COOS BAY — Patients at Bay Clinic are being greeted with bright smiles that can still be seen from behind a mask, one thing that hasn’t changed since the pandemic started.
But behind those warm welcomes, these frontline workers are being impacted like everyone else as the public health crisis continues.
For Heather Huntley, the clinic’s office manager, the first changes she encountered from the virus came while it was still far away.
“I don’t know that any of us knew what it was going to look like today or tomorrow, but (the clinic) put processes in place very early,” she said of these changes. “We shut our front door and separated anyone with illness symptoms in pediatrics and adults and put limitations on guests.”
Bay Clinic limited who was allowed to join patients while they were seen by doctors. These were patients who didn’t have COVID, but other issues that still needed to be treated. Some patients are allowed one guest, depending on the appointment, or if there is a medical necessity to have a caregiver present. Huntley said those processes have helped to at least make patients more comfortable given that the area hasn’t seen an outbreak of the virus yet, other than at Shutter Creek Correctional Institution and one community case.
“We haven’t had the big spikes, we aren’t a big metropolitan area,” she said. “If you look at Eugene or Portland, we don’t function that way — we don’t have mass transit. It reduces our risk greatly. We spread early information and people have taken that to heart.”
The clinic created two separate entrances as well, one for regular patients and one for pediatrics.
“We haven’t limited the patients that wanted to be seen,” Huntley said, crediting that to the upbeat morale she’s seen in those who have come in. “…Our patients still have to be seen for issues that have nothing to do with COVID. We’re fortunate to have our group of providers who want to care for patients, who don’t limit on any means anyone who wants to be seen.”
However, the clinic’s pediatrics department followed the American Academy Pediatrics guidelines that limited well child care, which was an attempt to keep healthy children home. Huntley says those guidelines are loosening now as isolation rules loosen.
The clinic also initiated telehealth, allowing patients to see doctors or nurses from home without having to physically enter the clinic.
More immediately for Huntley, she has worked to stay on top of ever-changing guidelines while also helping make sure the clinic has the supplies it needs to operate.
“The providers are usually the most informed because they’re getting information from the hospital as well,” she said, adding that supplies have been on heavy restrictions from suppliers which has been less of a challenge than initially feared. “We’re not seeing a huge spike (in COVID-19 cases), so we’re doing okay with (supplies). There were heavy restrictions in ordering personal protective equipment and we’ve been fortunate that we’ve had enough.”
She said that the clinic has been able to partner with the local Rotary chapter, which has provided some hand sanitizer.
But of course, the pandemic has affected more than just office operations for her and her colleagues. At home, she and her husband have worked to accommodate distance learning for their 12-year-old son as schoolhouses closed to enforce social distancing and stop the potential spread of COVID-19.

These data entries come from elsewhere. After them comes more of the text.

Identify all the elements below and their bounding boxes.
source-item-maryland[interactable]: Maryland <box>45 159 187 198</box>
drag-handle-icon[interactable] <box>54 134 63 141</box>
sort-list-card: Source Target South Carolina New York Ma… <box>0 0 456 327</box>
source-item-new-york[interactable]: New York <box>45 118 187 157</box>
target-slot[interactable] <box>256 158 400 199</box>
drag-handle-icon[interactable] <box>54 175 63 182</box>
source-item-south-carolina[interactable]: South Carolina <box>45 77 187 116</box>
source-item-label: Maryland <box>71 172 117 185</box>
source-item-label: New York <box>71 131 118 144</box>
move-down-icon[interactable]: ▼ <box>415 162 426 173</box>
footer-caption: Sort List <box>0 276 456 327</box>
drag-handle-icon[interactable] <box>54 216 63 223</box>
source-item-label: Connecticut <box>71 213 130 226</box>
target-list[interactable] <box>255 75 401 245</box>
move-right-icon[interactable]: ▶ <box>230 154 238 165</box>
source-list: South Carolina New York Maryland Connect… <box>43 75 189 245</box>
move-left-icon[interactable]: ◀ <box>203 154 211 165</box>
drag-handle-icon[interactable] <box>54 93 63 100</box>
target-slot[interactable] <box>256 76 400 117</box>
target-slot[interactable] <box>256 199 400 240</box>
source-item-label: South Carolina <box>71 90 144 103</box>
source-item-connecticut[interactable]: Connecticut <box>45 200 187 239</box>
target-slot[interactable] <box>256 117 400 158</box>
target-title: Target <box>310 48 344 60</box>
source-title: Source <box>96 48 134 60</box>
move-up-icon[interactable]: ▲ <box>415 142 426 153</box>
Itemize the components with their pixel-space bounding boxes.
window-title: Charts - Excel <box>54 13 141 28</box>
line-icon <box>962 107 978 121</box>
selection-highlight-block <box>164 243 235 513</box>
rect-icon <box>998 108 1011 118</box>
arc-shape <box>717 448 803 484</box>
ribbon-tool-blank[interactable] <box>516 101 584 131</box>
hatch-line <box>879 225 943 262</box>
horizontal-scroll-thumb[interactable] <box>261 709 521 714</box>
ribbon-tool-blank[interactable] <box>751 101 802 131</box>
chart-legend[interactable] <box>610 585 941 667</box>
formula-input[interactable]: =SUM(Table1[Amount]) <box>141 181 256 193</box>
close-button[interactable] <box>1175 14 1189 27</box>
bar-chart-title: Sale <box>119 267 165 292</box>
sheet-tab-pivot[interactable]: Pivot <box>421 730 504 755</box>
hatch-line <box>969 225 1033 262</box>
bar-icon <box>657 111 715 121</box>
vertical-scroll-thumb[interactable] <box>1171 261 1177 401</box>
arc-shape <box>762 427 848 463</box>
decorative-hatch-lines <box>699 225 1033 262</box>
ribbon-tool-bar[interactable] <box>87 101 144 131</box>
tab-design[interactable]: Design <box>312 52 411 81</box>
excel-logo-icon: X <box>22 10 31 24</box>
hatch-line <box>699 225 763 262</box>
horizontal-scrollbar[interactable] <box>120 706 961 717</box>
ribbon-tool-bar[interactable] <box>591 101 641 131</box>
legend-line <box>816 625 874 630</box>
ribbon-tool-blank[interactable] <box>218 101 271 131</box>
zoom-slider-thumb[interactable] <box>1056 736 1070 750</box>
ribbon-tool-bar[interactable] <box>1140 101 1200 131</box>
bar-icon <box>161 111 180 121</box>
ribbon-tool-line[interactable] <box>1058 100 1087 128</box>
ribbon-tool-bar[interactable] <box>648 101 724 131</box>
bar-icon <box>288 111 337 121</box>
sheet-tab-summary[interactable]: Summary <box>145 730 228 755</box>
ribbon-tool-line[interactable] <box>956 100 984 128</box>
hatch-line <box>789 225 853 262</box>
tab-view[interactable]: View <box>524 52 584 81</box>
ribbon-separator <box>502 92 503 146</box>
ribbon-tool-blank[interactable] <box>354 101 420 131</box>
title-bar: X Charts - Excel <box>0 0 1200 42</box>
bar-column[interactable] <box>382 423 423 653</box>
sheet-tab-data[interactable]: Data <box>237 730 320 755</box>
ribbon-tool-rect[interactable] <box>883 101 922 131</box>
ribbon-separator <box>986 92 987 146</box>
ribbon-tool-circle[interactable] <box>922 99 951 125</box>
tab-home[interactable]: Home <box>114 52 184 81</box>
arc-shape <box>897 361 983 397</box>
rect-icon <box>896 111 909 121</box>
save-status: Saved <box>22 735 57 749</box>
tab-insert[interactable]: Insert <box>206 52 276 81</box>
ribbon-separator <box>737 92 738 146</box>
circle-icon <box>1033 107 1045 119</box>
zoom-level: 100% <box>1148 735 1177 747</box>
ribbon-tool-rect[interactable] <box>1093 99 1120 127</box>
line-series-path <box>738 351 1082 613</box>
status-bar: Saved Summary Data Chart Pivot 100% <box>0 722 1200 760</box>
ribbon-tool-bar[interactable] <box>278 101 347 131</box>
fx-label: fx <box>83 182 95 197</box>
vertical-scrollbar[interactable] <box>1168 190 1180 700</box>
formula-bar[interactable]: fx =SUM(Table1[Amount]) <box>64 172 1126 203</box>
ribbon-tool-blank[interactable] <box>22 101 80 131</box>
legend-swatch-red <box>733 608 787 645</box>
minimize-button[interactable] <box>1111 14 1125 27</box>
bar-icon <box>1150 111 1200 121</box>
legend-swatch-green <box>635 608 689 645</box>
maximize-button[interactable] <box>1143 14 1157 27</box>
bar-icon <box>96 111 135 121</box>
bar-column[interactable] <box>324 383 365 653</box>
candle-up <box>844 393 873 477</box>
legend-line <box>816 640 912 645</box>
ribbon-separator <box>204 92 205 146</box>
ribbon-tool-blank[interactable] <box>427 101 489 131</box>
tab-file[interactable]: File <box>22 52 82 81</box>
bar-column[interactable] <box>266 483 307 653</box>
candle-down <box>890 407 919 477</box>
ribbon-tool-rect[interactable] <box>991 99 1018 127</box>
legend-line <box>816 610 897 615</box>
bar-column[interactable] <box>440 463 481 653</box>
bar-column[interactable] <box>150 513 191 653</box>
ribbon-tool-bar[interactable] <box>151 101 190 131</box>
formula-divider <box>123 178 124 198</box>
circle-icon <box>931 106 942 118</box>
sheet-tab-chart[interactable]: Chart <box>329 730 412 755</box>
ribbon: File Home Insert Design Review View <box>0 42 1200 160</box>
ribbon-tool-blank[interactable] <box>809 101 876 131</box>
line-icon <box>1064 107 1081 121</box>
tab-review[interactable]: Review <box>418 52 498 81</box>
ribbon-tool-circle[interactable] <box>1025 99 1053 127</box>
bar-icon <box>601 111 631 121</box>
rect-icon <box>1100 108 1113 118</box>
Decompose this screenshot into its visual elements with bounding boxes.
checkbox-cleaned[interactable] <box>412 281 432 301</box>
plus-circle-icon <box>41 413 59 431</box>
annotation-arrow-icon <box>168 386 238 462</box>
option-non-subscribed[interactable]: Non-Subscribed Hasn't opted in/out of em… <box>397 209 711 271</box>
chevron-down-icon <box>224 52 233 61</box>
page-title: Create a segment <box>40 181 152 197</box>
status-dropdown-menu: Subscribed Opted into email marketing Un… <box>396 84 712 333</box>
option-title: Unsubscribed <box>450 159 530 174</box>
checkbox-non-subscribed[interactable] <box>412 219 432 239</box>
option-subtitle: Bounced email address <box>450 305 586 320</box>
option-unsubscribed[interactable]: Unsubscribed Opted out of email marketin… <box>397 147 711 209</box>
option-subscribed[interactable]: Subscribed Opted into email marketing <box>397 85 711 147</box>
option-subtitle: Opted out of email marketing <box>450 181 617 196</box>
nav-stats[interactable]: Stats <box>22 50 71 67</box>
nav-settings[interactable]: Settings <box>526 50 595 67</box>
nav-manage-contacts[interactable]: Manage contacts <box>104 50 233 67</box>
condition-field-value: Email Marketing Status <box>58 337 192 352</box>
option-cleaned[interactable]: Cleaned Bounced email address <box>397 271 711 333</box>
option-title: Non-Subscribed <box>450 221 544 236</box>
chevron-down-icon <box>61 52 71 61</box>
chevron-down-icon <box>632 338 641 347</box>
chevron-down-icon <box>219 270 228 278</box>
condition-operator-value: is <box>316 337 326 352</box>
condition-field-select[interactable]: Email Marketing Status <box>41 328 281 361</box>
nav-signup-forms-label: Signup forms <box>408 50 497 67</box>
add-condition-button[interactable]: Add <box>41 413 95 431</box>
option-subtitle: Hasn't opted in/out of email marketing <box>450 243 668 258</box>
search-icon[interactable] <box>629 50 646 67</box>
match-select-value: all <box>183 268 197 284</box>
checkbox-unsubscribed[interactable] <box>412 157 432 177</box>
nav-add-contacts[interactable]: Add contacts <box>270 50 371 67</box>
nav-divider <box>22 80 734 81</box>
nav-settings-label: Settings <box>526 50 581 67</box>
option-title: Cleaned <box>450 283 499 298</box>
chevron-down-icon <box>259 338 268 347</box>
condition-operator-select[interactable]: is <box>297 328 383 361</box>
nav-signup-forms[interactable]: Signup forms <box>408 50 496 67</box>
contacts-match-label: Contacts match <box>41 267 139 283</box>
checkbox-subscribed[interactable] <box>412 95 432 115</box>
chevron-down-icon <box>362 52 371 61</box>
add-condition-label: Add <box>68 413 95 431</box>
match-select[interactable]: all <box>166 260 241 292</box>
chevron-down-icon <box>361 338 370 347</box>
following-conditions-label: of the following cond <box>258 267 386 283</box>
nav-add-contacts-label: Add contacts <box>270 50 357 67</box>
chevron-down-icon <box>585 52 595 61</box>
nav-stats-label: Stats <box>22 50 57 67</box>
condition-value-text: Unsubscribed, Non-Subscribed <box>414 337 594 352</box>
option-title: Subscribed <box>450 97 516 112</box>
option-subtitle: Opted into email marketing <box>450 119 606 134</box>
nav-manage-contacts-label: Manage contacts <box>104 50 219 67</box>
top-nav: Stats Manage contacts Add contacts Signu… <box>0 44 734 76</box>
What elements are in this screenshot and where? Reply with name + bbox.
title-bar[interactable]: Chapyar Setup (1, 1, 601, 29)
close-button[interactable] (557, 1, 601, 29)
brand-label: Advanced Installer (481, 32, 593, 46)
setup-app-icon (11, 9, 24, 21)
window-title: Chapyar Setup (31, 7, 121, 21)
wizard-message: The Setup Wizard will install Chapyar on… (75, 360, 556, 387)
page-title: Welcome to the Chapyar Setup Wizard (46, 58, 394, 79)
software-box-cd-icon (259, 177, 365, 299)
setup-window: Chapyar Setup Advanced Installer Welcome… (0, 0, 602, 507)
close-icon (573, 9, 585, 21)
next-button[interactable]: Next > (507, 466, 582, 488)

“That’s the bulk of our workers (at the clinic),” Huntley said. “Kids are at home online learning with a parent while they get dinner ready once they get home. That’s been very challenging. And my heart goes out to seniors who don’t get to have the graduation experience, or the eighth-grade class who got their East Coast trip canceled. We had one employee with a college senior who missed out on the end-of-the-year celebration.”
For Huntley, her son was going to travel to New York with the local Bay Area Travel Team and play in the 12-year-old baseball tournament in Cooperstown. The trip was canceled as a result of the pandemic, which she said devastated her son.
“Baseball is his sport and that was hard not having practices,” she said. “But in the bigger picture, we have been fortunate… I think our version of ‘normal,’ as in the normal from six or eight months ago, we won’t see… I think it will be a slow transition to what life was like a year ago, but I think we are fortunate that we live in our little community where everyone has done a really great job.”
Huntley sees the clinic maintaining its new telehealth services as restrictions are lifted and highlighted the hard work of everyone at the health center who continued to do their jobs during the crisis.
“Providers want to make sure patients are taken care of and comfortable,” she said. “When we knew this wave was coming and anticipated it, there was never a discussion to close … just ‘how can we change to help our patients?’ and that speaks volumes to the partnerships here.”